Mobil itu terlihat sedikit bergoyang dari luar. Dua insan yang melakukannya di dalam sana. Melakukan apa? Entah, hanya mereka berdua yang tahu.
Dari jarak yang tak terlalu dekat, orang yang mengikuti George terlihat kebingungan. Apakah dia harus melaporkan pada tuannya jika ada sesuatu yang tak beres dengan mobil goyang itu?
“Tidak, aku akan babak belur nantinya. Jika di dalam mobil goyang itu sedang terjadi gencatan senjata laras panjang. Aku akan menjadi sasaran kemarahan tuan nantinya,” gumam salah satu pria berpakaian serba hitam. Ia menggelengkan kepalanya lalu kembali berfikir.
Apakah harus mendekat ke mobil dan menghentikan aksi panas yang sedang dibayangkan dalam pikirannya?
Pria itu menggelengkan kepalanya lagi. “Tidak, bahkan kami hampir ketahuan tadi, jika tak ada petugas kebersihan yang baru selesai lembur, sudah tertangkap basah oleh pria yang aku mata-matai.” Ia kembali memutar otaknya untuk memberikan laporan kepada tuannya.

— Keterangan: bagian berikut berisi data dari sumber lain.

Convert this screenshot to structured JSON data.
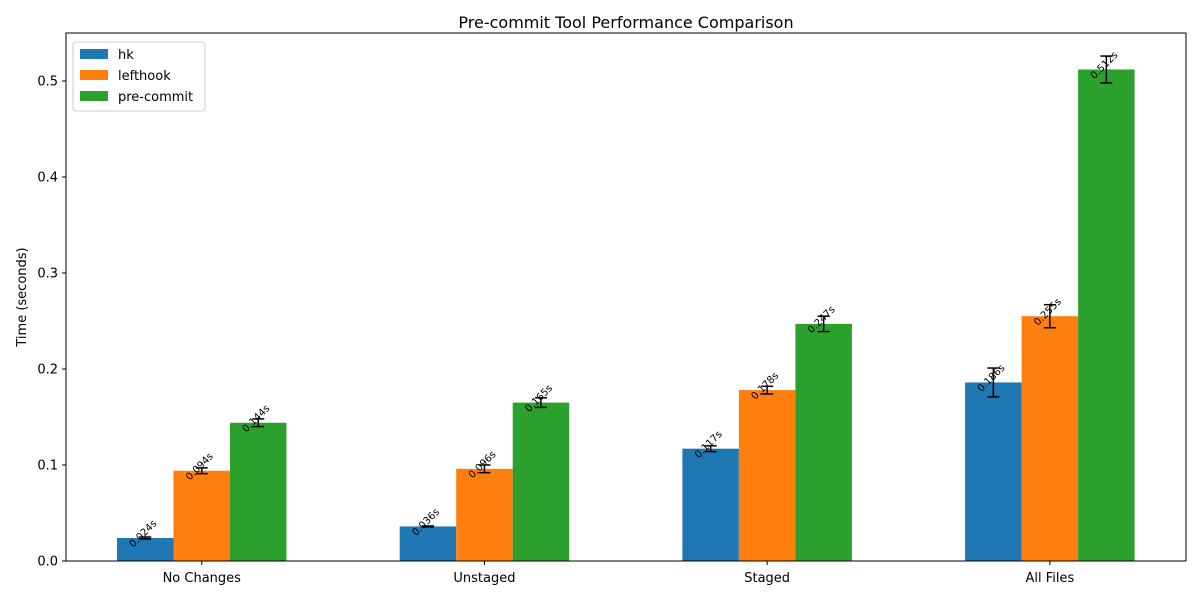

“Aha! Aku manipulasi saja laporannya. Lagi pula, Tuan Marvel pasti tak akan tahu cerita yang sesungguhnya. Aku tak perlu mengatakan kejadian saat ini.” Senyum puas terbit di sudut bibir pria itu. Ia puas dengan pemikirannya yang sedikit berbohong demi keselamatan dirinya.
“Jack!” Pria itu memanggil temannya yang berada satu langkah di belakangnya.
“Hm?” sahut pria bernama Jack. Suaranya terdengar sangat pelan.
Pria bernama Mark itu memutar tubuhnya untuk melihat kawannya. Matanya membulat saat ia melihat Jack tengah fokus memegang ponsel dan mengarahkan pada mobil yang sekarang sudah tak goyang lagi itu.
“Apa yang kau lakukan Jack?” tanya Mark. Ia langsung mengambil paksa ponsel dari genggaman Jack.
“Video call dengan Tuan Marvel, tadi Tuan Marvel menanyakan apakah Nona Gabby bertemu dengan pria bernama George itu atau tidak, lalu aku menceritakan semua. Dan Tuan Marvel langsung menghubungiku ingin melihat secara langsung,” jelas Jack polos.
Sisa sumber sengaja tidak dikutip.